Wednesday, November 10, 2010

TIE 1 ON


Take a vet fishing.
Thanks veterans,

Tuesday, November 9, 2010

Knee Deep and Loving It

Great weather, stunning North Georgia mountains in the fall, willing fish, and good friends--what a great week of fishing! Thanks Tony and Rick, and to all of Unicoi's customers, for allowing me the opportunity to fish with you--can't wait to do it again.

Thanks,
Ron

Monday, November 8, 2010

Autumn Fishing Reports

Hello Folks,

It’s been a while since I have been able to post any new fishing stories. I’ve been fishing, but I have mainly focused my time and energy into my new family member.

But, recently (11/6) I floated the Toccoa DH on one of the coldest days I’ve fished this season. Fishing was sort of slow with the mid part of the day being the most productive. Meat –n- Tater flies still fooling fish.

The new stretch of Mountain Town Creek, Mountain Town Plantation, is a special place. The quintessential North Georgia trout stream and it has all the fixings! Pocket water, fast riffle sections, deep slow pools, long shallow runs, you name it, Mountain Plantation has it. Look out NCF, MTP is beginning to change my opinion about where I go to get away. It’s absolutely packed with hungry trout and the opportunity to fish for them over a variety of fishing situations.
I’ve had a few trips on the Tuckasegee DH this fall since it opened, and it finally gave me a good trip last week. Jim C. and I floated it Friday October 27th after the rains that finally lifted the water level up to “Just Floatable”. Steadily caught fish all day hooking and fighting a 20”+ Brown that Jim winched to the boat once before making a power run that ended up in the trout’s favor. But, I know where he is!

All in all, it has been a good fall. Especially since the heat has subsided and we are finally able to wet our lines in water lower than 70dgs. Next trip will be the newly reborn Toccoa River to see how the fishing is.

Till Then,

J Byrd
-Life is short, fish as often as you can!

Friday, November 5, 2010

Hamp Cross

Hamp Cross (left) with client Jimmy George at Frog Hollow
By the age of 10, Hamp was following his father around north Georgia's trout streams with flyrod in hand. In addition to helping out at the shop and guiding for Unicoi Outfitters, Hamp has also guided in Alaska and won several awards over the years including being on the winning team for last year's Gold Rush Cup Challenge held at Frog Hollow.  Read more about Hamp on our website.

Monday, November 1, 2010

TIE 1 ON


The fishing is great right now--the recent rain has really turned them on. The last few trips I have guided have been gang busters. The fish are aggressive, my customers have been family trips which I really enjoy, and the fall colors and weather are unbelievable--what a blessing.

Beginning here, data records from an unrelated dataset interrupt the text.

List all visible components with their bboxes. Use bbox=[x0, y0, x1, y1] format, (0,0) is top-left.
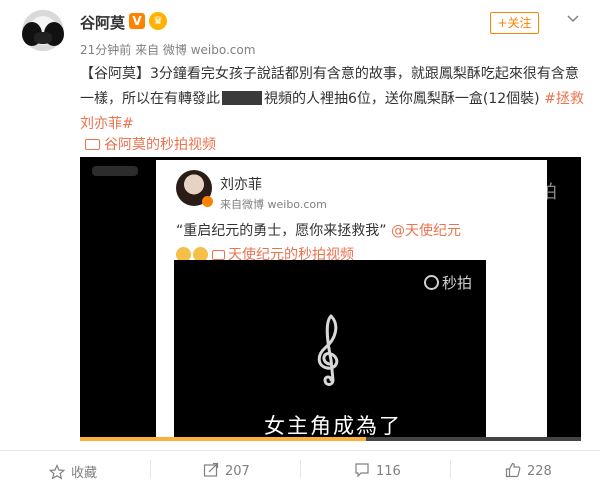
follow-button[interactable]: +关注 bbox=[490, 12, 539, 34]
divider bbox=[150, 460, 151, 478]
post-text: 【谷阿莫】3分鐘看完女孩子說話都別有含意的故事，就跟鳳梨酥吃起來很有含意一樣，所… bbox=[80, 62, 585, 137]
like-button[interactable]: 228 bbox=[505, 462, 552, 479]
comment-icon bbox=[355, 463, 369, 478]
author-avatar[interactable] bbox=[18, 8, 68, 58]
comment-count: 116 bbox=[376, 464, 401, 479]
post-text-suffix: 視頻的人裡抽6位，送你鳳梨酥一盒(12個裝) bbox=[264, 91, 545, 107]
repost-video-frame[interactable]: 秒拍 女主角成為了 bbox=[174, 260, 486, 438]
treble-clef-icon bbox=[317, 314, 339, 386]
video-subtitle: 女主角成為了 bbox=[264, 414, 402, 438]
repost-quote: “重启纪元的勇士，愿你来拯救我” bbox=[176, 223, 391, 239]
video-icon bbox=[85, 139, 100, 150]
favorite-label: 收藏 bbox=[71, 466, 98, 481]
video-progress-fill bbox=[80, 437, 366, 441]
repost-text: “重启纪元的勇士，愿你来拯救我” @天使纪元 bbox=[176, 220, 461, 240]
mention-link[interactable]: @天使纪元 bbox=[391, 223, 461, 239]
reposted-card: 刘亦菲 来自微博 weibo.com “重启纪元的勇士，愿你来拯救我” @天使纪… bbox=[156, 160, 547, 438]
video-link-label: 谷阿莫的秒拍视频 bbox=[104, 137, 216, 153]
verified-v-icon: V bbox=[129, 13, 145, 29]
member-crown-icon: ♛ bbox=[149, 12, 167, 30]
repost-author-name[interactable]: 刘亦菲 bbox=[220, 174, 262, 194]
star-icon bbox=[48, 464, 66, 480]
divider bbox=[300, 460, 301, 478]
blurred-overlay bbox=[92, 166, 138, 176]
like-count: 228 bbox=[527, 464, 552, 479]
redacted-block bbox=[222, 91, 262, 105]
author-name[interactable]: 谷阿莫 bbox=[80, 12, 125, 33]
divider bbox=[450, 460, 451, 478]
miaopai-ring-icon bbox=[424, 275, 439, 290]
repost-button[interactable]: 207 bbox=[203, 462, 250, 479]
repost-count: 207 bbox=[225, 464, 250, 479]
video-icon bbox=[212, 250, 225, 260]
divider bbox=[0, 450, 600, 451]
share-icon bbox=[203, 462, 219, 477]
video-link[interactable]: 谷阿莫的秒拍视频 bbox=[85, 134, 216, 154]
favorite-button[interactable]: 收藏 bbox=[48, 462, 98, 481]
repost-meta: 来自微博 weibo.com bbox=[220, 198, 327, 211]
verified-icon bbox=[202, 196, 213, 207]
chevron-down-icon[interactable] bbox=[566, 12, 580, 26]
thumbs-up-icon bbox=[505, 462, 521, 478]
miaopai-logo-text: 秒拍 bbox=[442, 274, 473, 292]
post-meta: 21分钟前 来自 微博 weibo.com bbox=[80, 43, 256, 57]
video-progress-bar[interactable] bbox=[80, 437, 581, 441]
comment-button[interactable]: 116 bbox=[354, 462, 401, 479]
miaopai-logo: 秒拍 bbox=[424, 272, 472, 293]
avatar-art bbox=[34, 32, 52, 44]
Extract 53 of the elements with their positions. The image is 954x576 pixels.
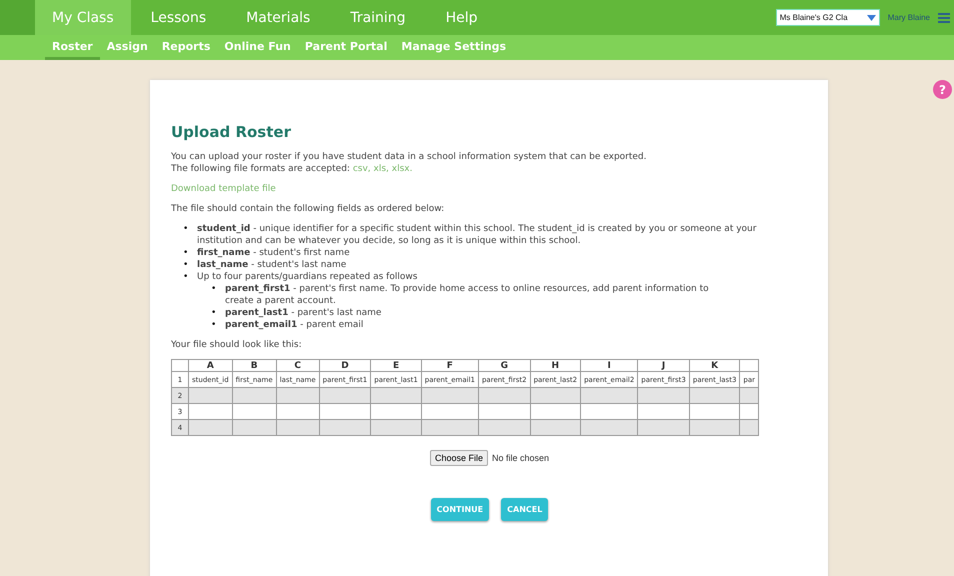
column-letter: A [188, 360, 232, 372]
sub-tab[interactable]: Roster [45, 35, 100, 60]
column-letter: I [580, 360, 638, 372]
cancel-button[interactable]: CANCEL [501, 498, 548, 521]
column-letter: E [370, 360, 422, 372]
nav-corner-block [0, 0, 35, 35]
nav-tab[interactable]: Training [330, 0, 426, 35]
menu-icon[interactable] [938, 12, 950, 22]
bullet: • [183, 247, 190, 259]
class-dropdown[interactable]: Ms Blaine's G2 Cla [776, 9, 880, 26]
choose-file-button[interactable]: Choose File [430, 450, 488, 466]
field-description: last_name - student's last name [197, 259, 348, 271]
page-title: Upload Roster [171, 123, 292, 141]
file-status: No file chosen [492, 453, 550, 463]
column-letter: C [276, 360, 320, 372]
field-description: student_id - unique identifier for a specific student within this school. The student_id is created by you or someone at your institution and can be whatever you decide, so long as it is unique within this school. [197, 223, 758, 247]
column-letter: J [638, 360, 690, 372]
caret-icon [866, 14, 876, 20]
nav-tab[interactable]: Help [426, 0, 498, 35]
field-description: parent_first1 - parent's first name. To provide home access to online resources, add parent information to create a parent account. [225, 283, 710, 307]
field-description: Up to four parents/guardians repeated as follows [197, 271, 418, 283]
column-letter: K [689, 360, 740, 372]
column-letter: B [232, 360, 276, 372]
column-letter: D [319, 360, 371, 372]
user-name[interactable]: Mary Blaine [888, 13, 930, 22]
column-letter: H [530, 360, 581, 372]
sub-tab[interactable]: Manage Settings [394, 35, 514, 60]
sub-tab[interactable]: Parent Portal [298, 35, 394, 60]
nav-tab[interactable]: My Class [35, 0, 131, 35]
help-button[interactable]: ? [933, 80, 952, 99]
intro-text: You can upload your roster if you have student data in a school information system that can be exported. [171, 152, 647, 162]
nav-tab[interactable]: Lessons [130, 0, 226, 35]
bullet: • [183, 271, 190, 283]
intro-text: The following file formats are accepted: [171, 164, 351, 174]
bullet: • [211, 319, 218, 331]
field-description: first_name - student's first name [197, 247, 351, 259]
bullet: • [183, 259, 190, 271]
bullet: • [211, 307, 218, 319]
sub-tab[interactable]: Assign [100, 35, 155, 60]
column-letter: G [478, 360, 530, 372]
nav-tab[interactable]: Materials [226, 0, 330, 35]
bullet: • [211, 283, 218, 296]
sub-tab[interactable]: Online Fun [217, 35, 298, 60]
column-letter: F [421, 360, 478, 372]
sub-tab[interactable]: Reports [154, 35, 218, 60]
fields-intro: The file should contain the following fields as ordered below: [171, 203, 446, 215]
download-template-link[interactable]: Download template file [171, 184, 276, 194]
continue-button[interactable]: CONTINUE [430, 498, 490, 521]
bullet: • [183, 223, 190, 236]
field-description: parent_last1 - parent's last name [225, 307, 382, 319]
example-intro: Your file should look like this: [171, 339, 303, 351]
field-description: parent_email1 - parent email [225, 319, 364, 331]
file-formats: csv, xls, xlsx. [352, 164, 412, 174]
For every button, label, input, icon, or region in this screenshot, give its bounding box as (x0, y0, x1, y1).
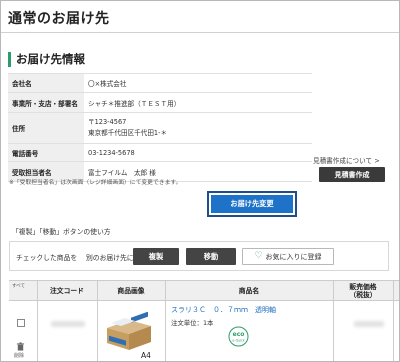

So it's time to crank up the vise and "tie 1 on". Our fly tying session will meet this Tues (Nov.2)--tomorrow--at Unicoi Outfitters in Helen at 6:00 PM. Come and show us how to tie your favorite fly or come and learn how to tie the flies you like to fish . We tie simple flies that catch fish--guaranteed. Don't have the equipment or supplies to get started--that's OK--we'll supply everything for you. Everyone is invited, hope to see you there.

Thanks,

Ron

Chattooga in the Fall

My friend Alan Juncker and I both needed to go stand in a river for a few hours on Saturday. The weight of a week of real work was pressing on our shoulders so we mutually agreed that the Chattooga River would provide the antidote. Our plan was to leave Cornelia at 8:30 AM and be fishing shortly after 10:00 when the sun began to warm things up a little. As we donned our gear at Burrell's Ford, an overnight camper told us his thermometer read 37 degrees when he awoke earlier. Sounds like we made a good decision so far. Even though the leaf color was beyond peak performance, it was still spectacular as we walked in to find the perfect spot to begin. Crystal clear water, with a few leaves, coursed through the granite chutes and tumbled through riffles and plunge pools, drowning out the conversations of the office still rattling around in my head.

A few bugs were coming off, nothing to get excited about but a sure sign that the sun was working its magic in bringing the stream to life for another day. I had my plan all set; dries and droppers all day. A hefty Royal Stimulator trailed by a Soft Hackle Hares Ear about 20 inches back started and ended my day. It was a beautiful day to be on the Chattooga, as most are. The weather was perfect and I only fell in once. Actually, it wasn't a fall but rather a slow, controlled sit-down with only my arms getting wet. Felt soles are still better than rubber.

My morning began working pocket water as I slowly got the kinks out of my body but 15 minutes into the day I made a cast mid-stream to a perfect riffle where I hoped a trout may be grubbing around for bugs in the well oxygenated water. On my second cast, the Stimulator hesitates and I lift my rod tip to the resistance of a fish; a good fish! I give an obligatory holler down to Alan that I have a nice fish on. It took the Hares Ear which happened to be tied to 6X Fluorocarbon. As I reach behind my back to grab my net, I realize I left it hanging in my garage and this fish isn't going to provide me with an opportunity to land him by hand any time soon. But Alan is much wiser than I and he has a net waiting downstream. I carefully maneuver the fish between boulders until I'm close enough to let him drift into Alan's submerged net. "Nice fish! Big brown!", he said. What a way to start the day! Using my outstretched fingers as a ruler, I calculated the fish to be right at 15 inches. The folks in Rabun County who have fished this river for over five decades call this strain an "old time original" brown with sparse but beautiful large spots. What a great day already.

As the sun continued to warm things, we picked up a few more fish. Some stocked rainbows and more wild browns. Some on pheasant tails but the overwhelming majority of the fish fell for the Hares Ear, whether soft hackle or regular bead head. In a little over four hours of fishing, we probably caught 15 or 16 fish but today wasn't about numbers. It was about that water flowing past your legs and renewing your spirit. It was about a day on one of the most beautiful trout streams in north America with a good friend you haven't fished with in a while. The catching was simply an added blessing.